I have a confession to make about my own journalistic bias: I have never rooted for a Houston sports team. Oh, I’ve got nothing against our state’s largest city; it’s simply a function of my birth. I was born and raised in the Dallas suburbs at a time when you watched three teams and three teams alone: the Rangers, the Mavericks, and the Cowboys (the Stars came along much, much later). My first-grade baseball team celebrated a league championship with a trip to the old Arlington Stadium, when Jim Sundberg played catcher and the great Fergie Jenkins was on the mound. My Boy Scout troop often bought tickets to see the Dallas Mavericks at Reunion Arena. But my fondest childhood memories are reserved for Tom Landry’s Dallas Cowboys, whom I watched cross-legged on the floor of my family’s living room. A team poster from McDonald’s hung on my bedroom wall; a Roger Staubach action figure sat on my shelf; and T-shirts, jackets, and hats filled my closet. Jeff Langston, one of my best friends in elementary school, had a “Luv Ya Blue” Houston Oilers pennant in his room, which I often studied as if it had arrived from another planet.

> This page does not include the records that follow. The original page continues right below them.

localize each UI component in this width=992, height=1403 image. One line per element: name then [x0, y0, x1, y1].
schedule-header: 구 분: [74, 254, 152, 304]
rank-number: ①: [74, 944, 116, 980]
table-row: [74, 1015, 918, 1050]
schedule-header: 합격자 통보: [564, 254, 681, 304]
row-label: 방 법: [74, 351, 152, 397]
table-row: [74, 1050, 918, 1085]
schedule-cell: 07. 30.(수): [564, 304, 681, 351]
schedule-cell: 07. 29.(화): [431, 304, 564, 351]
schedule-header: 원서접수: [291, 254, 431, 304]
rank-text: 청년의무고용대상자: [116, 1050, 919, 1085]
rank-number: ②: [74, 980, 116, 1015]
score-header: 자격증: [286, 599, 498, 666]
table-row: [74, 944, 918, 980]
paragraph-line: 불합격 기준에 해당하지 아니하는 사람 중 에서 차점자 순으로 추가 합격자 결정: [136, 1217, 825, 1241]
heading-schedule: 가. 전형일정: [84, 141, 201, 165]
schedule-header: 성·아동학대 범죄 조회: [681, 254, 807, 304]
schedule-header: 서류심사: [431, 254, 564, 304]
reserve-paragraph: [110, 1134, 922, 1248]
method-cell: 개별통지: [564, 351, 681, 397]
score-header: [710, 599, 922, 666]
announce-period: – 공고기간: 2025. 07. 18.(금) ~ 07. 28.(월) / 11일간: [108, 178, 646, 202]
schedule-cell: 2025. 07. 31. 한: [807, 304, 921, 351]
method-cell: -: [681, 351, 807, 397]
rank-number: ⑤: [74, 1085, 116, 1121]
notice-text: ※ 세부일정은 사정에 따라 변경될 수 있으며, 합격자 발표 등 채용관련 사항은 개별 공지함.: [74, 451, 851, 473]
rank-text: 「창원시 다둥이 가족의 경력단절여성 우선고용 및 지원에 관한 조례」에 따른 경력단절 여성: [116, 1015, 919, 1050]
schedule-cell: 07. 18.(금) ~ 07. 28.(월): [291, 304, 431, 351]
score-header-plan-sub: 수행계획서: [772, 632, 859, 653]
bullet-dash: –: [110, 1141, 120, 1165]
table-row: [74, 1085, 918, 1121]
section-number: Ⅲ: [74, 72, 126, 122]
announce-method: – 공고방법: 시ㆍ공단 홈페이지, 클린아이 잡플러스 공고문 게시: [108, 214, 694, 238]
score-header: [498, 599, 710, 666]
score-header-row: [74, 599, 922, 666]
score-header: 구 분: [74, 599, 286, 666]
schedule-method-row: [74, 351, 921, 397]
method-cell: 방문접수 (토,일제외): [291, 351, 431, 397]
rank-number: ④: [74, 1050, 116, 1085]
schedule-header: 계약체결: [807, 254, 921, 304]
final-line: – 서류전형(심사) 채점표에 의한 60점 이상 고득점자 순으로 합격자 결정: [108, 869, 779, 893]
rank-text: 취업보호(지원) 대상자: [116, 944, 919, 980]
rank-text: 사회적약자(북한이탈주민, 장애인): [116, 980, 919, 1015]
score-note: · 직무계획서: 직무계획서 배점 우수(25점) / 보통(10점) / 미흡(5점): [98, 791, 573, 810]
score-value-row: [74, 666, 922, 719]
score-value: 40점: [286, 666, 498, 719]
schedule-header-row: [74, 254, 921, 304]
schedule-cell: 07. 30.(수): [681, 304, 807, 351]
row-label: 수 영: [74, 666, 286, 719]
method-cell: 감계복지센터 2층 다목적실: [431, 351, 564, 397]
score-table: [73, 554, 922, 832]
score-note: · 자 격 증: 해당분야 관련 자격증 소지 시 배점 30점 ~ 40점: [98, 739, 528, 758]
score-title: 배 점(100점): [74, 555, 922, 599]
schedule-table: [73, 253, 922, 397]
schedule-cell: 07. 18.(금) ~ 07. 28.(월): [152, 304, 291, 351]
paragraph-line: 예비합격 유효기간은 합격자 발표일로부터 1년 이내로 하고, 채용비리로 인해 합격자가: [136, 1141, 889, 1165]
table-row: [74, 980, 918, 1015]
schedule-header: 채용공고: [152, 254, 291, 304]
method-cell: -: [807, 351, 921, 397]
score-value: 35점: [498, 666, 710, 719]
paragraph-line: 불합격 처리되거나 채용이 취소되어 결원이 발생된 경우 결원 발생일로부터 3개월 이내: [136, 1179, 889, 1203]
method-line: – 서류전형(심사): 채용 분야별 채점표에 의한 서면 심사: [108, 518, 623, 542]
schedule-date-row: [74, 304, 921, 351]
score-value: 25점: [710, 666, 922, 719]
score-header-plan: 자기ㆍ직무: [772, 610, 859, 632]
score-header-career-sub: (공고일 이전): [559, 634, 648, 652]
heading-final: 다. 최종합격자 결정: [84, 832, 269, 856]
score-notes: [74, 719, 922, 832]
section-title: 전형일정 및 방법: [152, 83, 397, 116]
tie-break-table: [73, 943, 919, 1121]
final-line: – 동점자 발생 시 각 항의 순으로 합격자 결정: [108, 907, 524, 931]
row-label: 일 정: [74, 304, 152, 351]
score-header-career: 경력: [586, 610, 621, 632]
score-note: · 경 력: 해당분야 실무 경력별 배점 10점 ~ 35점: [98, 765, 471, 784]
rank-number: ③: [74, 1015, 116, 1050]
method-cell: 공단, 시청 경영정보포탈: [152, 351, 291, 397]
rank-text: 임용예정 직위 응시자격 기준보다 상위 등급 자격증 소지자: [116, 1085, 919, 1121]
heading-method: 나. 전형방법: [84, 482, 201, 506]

So how, then, am I supposed to feel about J. J. Watt, the best player in the NFL, who happens to suit up for the Houston Texans? (I am still smarting from the fact that the Texans, in their league debut, in 2002, humiliated the Cowboys on national television.) When I asked executive editor Skip Hollandsworth to spend some time with him for this month’s cover story, I knew that Skip’s situation was not that different from mine: a longtime Dallas resident, he has worshipped the Cowboys going back to the days of Don Meredith. What he learned having spent time with the six-foot-five, 289-pound superstar was that the most intense defensive end in the league also happens to be one of the kindest people in pro football. I told Skip that he wasn’t being skeptical enough—how can anyone be so talented and so gracious?—but he assured me that it was true. Watt appears to prove that nice guys can finish first. As for the rivalry, the only way that Houston and Dallas will play each other this year is if they both make it to the Super Bowl. Now that’s a matchup no native Texan could root against.